Who killed him? God? No, we did, humanity did. The forces of evil in the world, the powers and dominions as Paul calls them, believed that in killing the messenger, the message too would die. After all, how can a message of hope, life, and love survive death? And out of fear, out of denial, and out of our own ambivalence we, the rest of humanity let it happen. On the one hand we desire God and rejoice in God’s presence among us, with all the blessing and new life that brings. But we also resist God, because following God in Jesus can be very costly indeed. God wants our total commitment – and where would that leave our desire for self-satisfaction and independence? And so in the words of one of our hymns, though not one we are singing today (Hymnal 158): “’Twas, I Lord Jesus, I it was denied thee: I crucified thee.” At least in this sense Jesus did die for our sins – for the sins that had him killed. The sin of denial, the sin of wanting to do without God, the sin of putting own interests above all others, the sin of desire for power and control.

Later in the service I will bring up a wooden cross for veneration with the words: Behold the wood of the Cross, on which was hung the world’s salvation. So just what has Jesus’ death to do with our salvation?

Jesus lived, died, and was resurrected both as man and God. He did not stop being human after his death. That is part of the promise of salvation. God the Son became human to know our lives and loves and hurts, God the Son became human to know our suffering, God the Son knew death as a human, and God the Son was resurrected with all of his nature, both human and divine. God has shared the human experience and through Jesus we as humanity already share in the divine. I don’t think Pontius Pilate realized how right he was when he brought Jesus out with a crown of thorns and robed in purple with the words: “Here is the man.” For the author of the Letter to the Hebrews Jesus’ humanity was essential because in him we have a high priest who can sympathize with our weaknesses and “who in every respect has been tested as we are.”

In his life and teaching Jesus showed us what God’s kingdom is like and he embodied its values. He took these values with him to the Cross, the same values that Isaiah describes in his portrayal of the suffering servant: radical and unconditional love, the willingness to lay down his life for others, calm, nonresistant endurance, total devotion to God and to God’s purposes. Two weeks ago, when preaching on the story of Lazarus, I said that resurrection is not just an abstract doctrine, but a person. Unconditional love, grace, undeserved forgiveness are also not abstract concepts, they are an event, and they are what Jesus shows on the Cross.

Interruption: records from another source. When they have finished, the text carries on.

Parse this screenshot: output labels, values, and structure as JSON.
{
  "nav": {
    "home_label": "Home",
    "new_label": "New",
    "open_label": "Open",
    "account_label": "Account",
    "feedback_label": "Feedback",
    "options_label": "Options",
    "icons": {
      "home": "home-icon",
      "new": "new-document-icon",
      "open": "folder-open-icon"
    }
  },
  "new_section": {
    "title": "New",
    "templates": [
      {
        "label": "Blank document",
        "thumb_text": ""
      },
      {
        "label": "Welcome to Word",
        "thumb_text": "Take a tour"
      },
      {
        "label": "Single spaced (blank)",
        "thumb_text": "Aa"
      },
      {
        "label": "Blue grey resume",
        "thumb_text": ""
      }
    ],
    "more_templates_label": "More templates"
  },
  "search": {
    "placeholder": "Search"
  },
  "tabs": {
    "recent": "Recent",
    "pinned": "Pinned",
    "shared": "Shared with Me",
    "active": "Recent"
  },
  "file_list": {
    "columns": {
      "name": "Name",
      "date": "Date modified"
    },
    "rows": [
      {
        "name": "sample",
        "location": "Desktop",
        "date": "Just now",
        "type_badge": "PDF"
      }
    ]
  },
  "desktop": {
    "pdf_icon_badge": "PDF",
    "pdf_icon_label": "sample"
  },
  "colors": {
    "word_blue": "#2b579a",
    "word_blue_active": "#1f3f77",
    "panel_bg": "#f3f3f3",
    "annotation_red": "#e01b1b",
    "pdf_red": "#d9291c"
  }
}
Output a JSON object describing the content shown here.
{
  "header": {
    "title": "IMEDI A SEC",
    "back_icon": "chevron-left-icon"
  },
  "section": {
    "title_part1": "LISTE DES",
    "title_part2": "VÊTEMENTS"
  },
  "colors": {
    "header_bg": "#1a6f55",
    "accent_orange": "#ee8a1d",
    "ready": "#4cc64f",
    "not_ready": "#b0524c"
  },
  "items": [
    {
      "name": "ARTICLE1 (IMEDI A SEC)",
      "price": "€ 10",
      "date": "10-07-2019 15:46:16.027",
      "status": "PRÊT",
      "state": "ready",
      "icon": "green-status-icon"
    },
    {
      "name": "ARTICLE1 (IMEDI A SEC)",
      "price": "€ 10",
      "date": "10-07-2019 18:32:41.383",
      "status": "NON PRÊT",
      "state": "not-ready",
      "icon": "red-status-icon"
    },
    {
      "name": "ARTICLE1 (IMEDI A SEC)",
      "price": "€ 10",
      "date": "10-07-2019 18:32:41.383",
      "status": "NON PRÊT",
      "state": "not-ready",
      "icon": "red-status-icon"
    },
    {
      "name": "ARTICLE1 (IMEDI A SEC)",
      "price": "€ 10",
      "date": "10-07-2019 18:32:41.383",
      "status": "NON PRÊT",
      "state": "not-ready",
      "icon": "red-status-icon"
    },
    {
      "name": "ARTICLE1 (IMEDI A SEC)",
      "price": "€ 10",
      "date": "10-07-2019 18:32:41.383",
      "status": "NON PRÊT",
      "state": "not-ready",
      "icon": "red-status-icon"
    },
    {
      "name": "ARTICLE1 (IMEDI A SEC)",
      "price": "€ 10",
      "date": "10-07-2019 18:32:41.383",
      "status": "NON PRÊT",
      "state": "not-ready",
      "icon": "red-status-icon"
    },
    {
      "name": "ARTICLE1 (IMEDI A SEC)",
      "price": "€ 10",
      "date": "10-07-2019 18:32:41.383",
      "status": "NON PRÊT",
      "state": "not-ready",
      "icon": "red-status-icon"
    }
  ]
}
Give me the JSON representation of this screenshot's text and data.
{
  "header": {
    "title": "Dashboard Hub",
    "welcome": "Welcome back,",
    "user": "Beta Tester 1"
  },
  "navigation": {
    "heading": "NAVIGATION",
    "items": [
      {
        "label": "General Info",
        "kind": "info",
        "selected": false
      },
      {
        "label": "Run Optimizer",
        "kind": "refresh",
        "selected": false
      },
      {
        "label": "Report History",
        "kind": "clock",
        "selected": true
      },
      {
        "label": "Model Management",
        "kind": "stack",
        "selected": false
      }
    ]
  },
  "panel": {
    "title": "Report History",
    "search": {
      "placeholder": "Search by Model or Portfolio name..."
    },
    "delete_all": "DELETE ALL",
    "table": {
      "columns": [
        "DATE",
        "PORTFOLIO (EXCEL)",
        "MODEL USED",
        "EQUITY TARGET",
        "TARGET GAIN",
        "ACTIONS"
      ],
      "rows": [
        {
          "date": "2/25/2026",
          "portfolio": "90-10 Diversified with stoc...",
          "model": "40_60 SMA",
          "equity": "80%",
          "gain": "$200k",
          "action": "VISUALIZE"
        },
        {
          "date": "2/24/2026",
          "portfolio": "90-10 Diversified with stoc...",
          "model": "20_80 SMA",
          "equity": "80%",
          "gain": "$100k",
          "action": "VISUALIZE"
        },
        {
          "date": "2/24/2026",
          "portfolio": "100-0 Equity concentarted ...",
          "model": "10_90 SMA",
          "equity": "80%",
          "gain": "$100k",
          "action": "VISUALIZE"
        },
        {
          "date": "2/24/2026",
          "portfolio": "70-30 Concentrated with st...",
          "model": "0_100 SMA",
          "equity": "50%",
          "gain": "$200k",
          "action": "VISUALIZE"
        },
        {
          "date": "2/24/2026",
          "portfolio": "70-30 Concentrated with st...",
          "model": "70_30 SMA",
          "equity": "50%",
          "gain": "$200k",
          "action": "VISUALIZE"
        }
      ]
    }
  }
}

Like Isaiah’s suffering servant Jesus really does bear our infirmities, transgressions, and iniquities. Our sense of sinfulness and inadequacy is what alienates us from God. God does not reject us, but we fear God and fear the punishment we think we deserve. Well we don’t have to any more. Jesus has set us right with God by his death on the Cross. Not even the sin of killing the Son of God has the consequences we fear – it leads not to punishment but to salvation. Even in his death Jesus offers us a sign of this salvation: water and blood flow from his side, the symbols of the Sacraments of Baptism and Communion, of forgiveness and reconciliation.

It turns out that the message of hope, life, and love can not only survive death, but actually needed this death, Christ’s death. Death has proven to be impotent against the power of God’s love. Hope was not in vain and new life beckons for all who want and ask for it.